Opinion
Appeal from a judgment of the Superior Court of Lake County, and from an order refusing a new trial.
COUNSEL:
R. W. Crump, for Appellant.
Attorney-General Marshall, for Respondent.
JUDGES: In Bank. Foote, C. Belcher, C. C., and Searls, C., concurred.
OPINION
FOOTE, Judge
The defendant was found guilty, by the verdict of a jury, of an assault with intent to commit murder. From the judgment of conviction, and an order refusing him a new trial, he has appealed.
The first error assigned by the defendant is, that the court did not sustain his challenge to each and all of the entire panel of trial jurors, on the ground that they were biased against the defendant. The existence of this bias was alleged to have been shown from the fact that the jurors had each stated, on their voir dire, that if certain hypothetical facts related to them by the district attorney, as his theory of the case, were true, they would not regard the defendant as innocent of the crime charged against him.
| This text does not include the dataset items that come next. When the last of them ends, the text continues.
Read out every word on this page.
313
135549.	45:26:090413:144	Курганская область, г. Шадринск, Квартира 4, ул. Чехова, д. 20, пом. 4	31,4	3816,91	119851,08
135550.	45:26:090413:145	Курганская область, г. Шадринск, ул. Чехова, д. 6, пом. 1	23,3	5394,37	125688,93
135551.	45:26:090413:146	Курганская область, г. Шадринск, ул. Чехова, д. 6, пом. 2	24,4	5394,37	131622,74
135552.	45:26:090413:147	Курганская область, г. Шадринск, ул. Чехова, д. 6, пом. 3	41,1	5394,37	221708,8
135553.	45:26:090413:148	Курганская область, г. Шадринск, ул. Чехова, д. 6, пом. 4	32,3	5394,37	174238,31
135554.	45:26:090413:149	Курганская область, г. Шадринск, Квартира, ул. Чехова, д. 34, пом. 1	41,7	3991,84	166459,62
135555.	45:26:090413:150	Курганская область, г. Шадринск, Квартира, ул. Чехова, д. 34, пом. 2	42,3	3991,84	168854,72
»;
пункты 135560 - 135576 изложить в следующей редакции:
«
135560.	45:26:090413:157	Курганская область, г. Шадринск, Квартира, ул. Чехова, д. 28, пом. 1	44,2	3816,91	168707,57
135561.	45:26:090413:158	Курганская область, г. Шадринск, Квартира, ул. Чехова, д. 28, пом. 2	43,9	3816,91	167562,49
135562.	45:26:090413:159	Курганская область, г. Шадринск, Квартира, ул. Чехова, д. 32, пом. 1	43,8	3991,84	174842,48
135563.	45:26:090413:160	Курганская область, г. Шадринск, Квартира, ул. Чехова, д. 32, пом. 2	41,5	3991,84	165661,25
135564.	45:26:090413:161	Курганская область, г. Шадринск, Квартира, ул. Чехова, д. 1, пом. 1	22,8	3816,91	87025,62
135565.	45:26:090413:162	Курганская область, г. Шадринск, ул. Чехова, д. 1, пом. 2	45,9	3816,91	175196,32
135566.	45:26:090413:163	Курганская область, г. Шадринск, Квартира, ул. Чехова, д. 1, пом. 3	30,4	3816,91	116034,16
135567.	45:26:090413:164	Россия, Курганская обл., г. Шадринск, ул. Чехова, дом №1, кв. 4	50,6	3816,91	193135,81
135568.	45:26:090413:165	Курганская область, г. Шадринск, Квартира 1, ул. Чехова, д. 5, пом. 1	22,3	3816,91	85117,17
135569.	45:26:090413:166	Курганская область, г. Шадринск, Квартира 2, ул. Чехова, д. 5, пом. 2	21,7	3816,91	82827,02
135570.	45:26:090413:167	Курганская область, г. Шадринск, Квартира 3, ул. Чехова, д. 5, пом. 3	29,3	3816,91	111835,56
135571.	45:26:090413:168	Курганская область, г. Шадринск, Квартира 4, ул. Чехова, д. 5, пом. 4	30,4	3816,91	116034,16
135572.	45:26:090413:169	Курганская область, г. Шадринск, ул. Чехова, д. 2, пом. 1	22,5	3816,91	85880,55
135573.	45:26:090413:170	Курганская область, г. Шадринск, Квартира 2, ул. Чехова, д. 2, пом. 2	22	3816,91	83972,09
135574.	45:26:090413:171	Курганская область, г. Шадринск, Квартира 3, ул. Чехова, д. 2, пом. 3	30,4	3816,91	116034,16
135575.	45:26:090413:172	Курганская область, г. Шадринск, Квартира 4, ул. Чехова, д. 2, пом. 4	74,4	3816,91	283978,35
It appears that the jury had previously had put to them by the defendant's counsel hypothetical questions based upon his theory of the case, and had been permitted to answer them, over the objection of the district attorney, in a manner favorable to the defendant. The cross-examination, therefore, [12 P. 722] by the district attorney was, as it seems to us, strictly legitimate, and we perceive nothing in the record which warrants even a suspicion that the jury were in any way prejudiced or biased against the defendant. The different theories of the case hypothetically put to them by each side -- that on the part of the defendant first, and on the part of the people last -- left the jury perfectly free to determine the guilt or innocence of the prisoner on trial before them, under the fair and clear instructions of the court, from the facts and circumstances adduced in evidence before them. As to the objection made that the evidence did not warrant the jury in convicting the defendant, because it showed an absence on his part of all intent to commit murder, we have simply to say that the jury, with the evidence before them, have determined the issue submitted to them against him, and upon reviewing that evidence, we are not disposed to question the justness of their verdict.
The defendant sought to impeach the witness Sonsberry, by showing him to be a person who entertained no religious belief. To a question put to the witness on the part of the defendant, with that purpose in view, the court sustained an objection, of which the former complains. But his contention is not based upon any meritorious ground, as we think a reference to the constitution of California, article 1, section 4, and section 1879, Code of Civil Procedure, abundantly demonstrates.
The judgment and order should be affirmed.
The Court. -- For the reasons given in the foregoing opinion, the judgment and order are affirmed.